A filha estava impaciente, sentada ao seu lado e com os olhos fixos no celular, talvez mais ansiosa do que o próprio pai.
Enquanto aguardava, ele se lembrou da filha quando criança, correndo na grama verde do parque do Ibirapuera, fazendo os longos cabelos avermelhados bailarem ao vento. Daí o tempo passou, ela cresceu, se casou e lhe deu dois lindos netos.
E ele a cada dia foi enxergando menos, mas como odiava ir ao médico, foi adiando a visita ao Doutor. Mas quando a filha percebeu que algo estava errado e o levou para fazer alguns exames, apesar dos seus protestos, descobriu que estava com catarata.
A porta da sala se abriu e um vulto veio ao seu encontro. A filha lhe disse para não se preocupar, pois era a enfermeira que lhe conduziria para o centro cirúrgico.
A cirurgia foi simples e assim que pôde tirar os curativos, foi como se um mundo novo se revelasse diante dos seus olhos.
Passou a prestar uma atenção detalhada em tudo o que via, enfim se deu conta do quanto estava perdendo por não estar mais enxergando com nitidez as cores da vida à sua volta.
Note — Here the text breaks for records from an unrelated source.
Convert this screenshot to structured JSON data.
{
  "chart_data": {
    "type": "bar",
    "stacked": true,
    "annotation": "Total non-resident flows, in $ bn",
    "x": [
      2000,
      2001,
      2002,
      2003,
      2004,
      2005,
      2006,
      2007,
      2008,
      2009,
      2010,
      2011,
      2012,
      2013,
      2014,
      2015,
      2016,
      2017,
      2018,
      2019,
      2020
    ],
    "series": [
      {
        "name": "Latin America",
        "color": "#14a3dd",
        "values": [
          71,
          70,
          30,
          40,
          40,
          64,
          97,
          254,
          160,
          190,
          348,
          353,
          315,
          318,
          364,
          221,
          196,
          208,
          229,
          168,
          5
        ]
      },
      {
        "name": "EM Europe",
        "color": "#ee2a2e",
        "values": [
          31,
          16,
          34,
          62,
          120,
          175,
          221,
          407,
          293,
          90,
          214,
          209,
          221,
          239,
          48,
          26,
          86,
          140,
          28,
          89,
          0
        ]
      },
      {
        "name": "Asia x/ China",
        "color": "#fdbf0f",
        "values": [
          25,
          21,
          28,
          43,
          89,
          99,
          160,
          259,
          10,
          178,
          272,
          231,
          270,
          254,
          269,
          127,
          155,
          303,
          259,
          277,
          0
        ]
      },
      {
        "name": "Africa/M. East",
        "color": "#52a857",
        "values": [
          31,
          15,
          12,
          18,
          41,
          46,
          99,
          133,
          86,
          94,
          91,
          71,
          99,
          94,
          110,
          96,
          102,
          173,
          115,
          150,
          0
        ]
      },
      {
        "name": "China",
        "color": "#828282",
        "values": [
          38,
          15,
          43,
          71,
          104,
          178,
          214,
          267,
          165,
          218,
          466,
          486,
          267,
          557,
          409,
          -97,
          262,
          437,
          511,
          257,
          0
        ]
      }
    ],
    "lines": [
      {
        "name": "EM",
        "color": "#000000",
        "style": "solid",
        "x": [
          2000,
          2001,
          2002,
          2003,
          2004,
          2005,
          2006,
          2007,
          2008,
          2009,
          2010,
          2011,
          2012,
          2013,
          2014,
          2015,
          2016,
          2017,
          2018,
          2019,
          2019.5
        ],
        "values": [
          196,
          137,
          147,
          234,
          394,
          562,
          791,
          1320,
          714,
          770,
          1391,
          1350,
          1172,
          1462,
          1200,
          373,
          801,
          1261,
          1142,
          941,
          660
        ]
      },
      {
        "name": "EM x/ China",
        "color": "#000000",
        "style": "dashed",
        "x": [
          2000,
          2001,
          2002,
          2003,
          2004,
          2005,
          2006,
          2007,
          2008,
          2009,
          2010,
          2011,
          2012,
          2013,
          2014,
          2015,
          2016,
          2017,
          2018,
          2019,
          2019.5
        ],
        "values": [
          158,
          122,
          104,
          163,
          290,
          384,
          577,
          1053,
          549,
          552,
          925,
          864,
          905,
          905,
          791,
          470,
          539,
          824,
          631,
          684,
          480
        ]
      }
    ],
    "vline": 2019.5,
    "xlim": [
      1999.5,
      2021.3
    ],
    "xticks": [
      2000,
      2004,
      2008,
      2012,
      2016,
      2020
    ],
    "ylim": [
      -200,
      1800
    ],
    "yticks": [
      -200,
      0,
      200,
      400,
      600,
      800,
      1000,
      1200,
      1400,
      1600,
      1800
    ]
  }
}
Muito melhor do que se lembrar, era ver novamente a explosão vulcânica do vermelho nos cabelos de sua filha, também presente nas madeixas dos netos.
Andou vagarosamente pelo jardim em frente ao hospital e vislumbrou o equilíbrio e a esperança do verde nas folhas sob a luz do sol. Olhou para o céu e se maravilhou com o esplêndido azul celeste, contrastando com a riqueza dourada dos raios solares.
As pessoas na rua não eram mais vultos acinzentados, cada uma tinha a sua combinação de cores, umas monocromáticas, outras exuberantemente coloridas.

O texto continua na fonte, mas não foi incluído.